I pazienti ad alto rischio hanno una condizione cardiaca che è sufficientemente grave o instabile per iniziare l’attività sessuale e sono esposti ad un rischio significativo.

La maggior parte dei pazienti ad alto rischio possono presentare da una moderata ad una grave malattia cardiaca sintomatica. L’attività sessuale deve essere interrotta fino a quando  la condizione cardiaca del paziente è stata accertata dal cardiologo solo dopo tali accertamenti si può riprendere l’attività.

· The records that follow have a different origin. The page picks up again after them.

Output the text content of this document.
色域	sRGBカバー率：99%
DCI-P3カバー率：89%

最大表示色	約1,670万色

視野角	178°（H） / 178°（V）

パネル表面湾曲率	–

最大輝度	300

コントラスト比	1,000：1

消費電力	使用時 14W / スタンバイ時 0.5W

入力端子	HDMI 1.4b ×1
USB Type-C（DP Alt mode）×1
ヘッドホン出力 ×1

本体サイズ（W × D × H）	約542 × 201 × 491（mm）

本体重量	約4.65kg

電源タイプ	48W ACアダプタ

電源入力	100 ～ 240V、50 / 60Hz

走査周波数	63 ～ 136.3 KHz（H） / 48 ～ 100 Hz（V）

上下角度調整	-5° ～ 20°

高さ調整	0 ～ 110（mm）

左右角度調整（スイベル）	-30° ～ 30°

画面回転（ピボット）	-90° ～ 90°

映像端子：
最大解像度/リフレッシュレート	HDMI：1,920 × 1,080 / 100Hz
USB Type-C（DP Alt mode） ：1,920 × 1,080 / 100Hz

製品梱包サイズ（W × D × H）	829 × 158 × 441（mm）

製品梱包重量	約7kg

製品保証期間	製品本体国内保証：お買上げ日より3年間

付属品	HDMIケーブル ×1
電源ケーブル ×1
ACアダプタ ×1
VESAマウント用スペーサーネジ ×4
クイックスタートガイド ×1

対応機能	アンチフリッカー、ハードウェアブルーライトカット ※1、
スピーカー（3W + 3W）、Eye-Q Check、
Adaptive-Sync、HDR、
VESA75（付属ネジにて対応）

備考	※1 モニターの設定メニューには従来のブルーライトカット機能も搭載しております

La maggior parte dei pazienti con disfunzione erettile possono essere gestiti all’interno del setting di cura sessuale, al contrario, alcuni pazienti possono avere bisogno di specifici test diagnostici.

Tumescenza peniena notturna e prova di rigidità

La valutazione riguardo la tumescenza peniena notturna dovrebbe essere fatta per almeno due notti.

Il meccanismo di disfunzione funzionale è indicato da un evento disfunzionale che registra almeno  il 60%  di rigidità registrata sulla punta del pene,dellla durata di almeno 10 minuti.

Il test di iniezione intracavernosa fornisce informazioni limitate sullo stato vascolare. Un test positivo si ha quando 10 minuti dopo l’iniezione, il paziente risponde con una erezione modesta (il pene si può piegare) e dura circa 30 minuti. Questa risposta può indicare una certa funzionalità ma non necessariamente un’erezione “ normale”. L’erezione può coesistere con insufficienza arteriosa o disfunzione veno-occlusiva.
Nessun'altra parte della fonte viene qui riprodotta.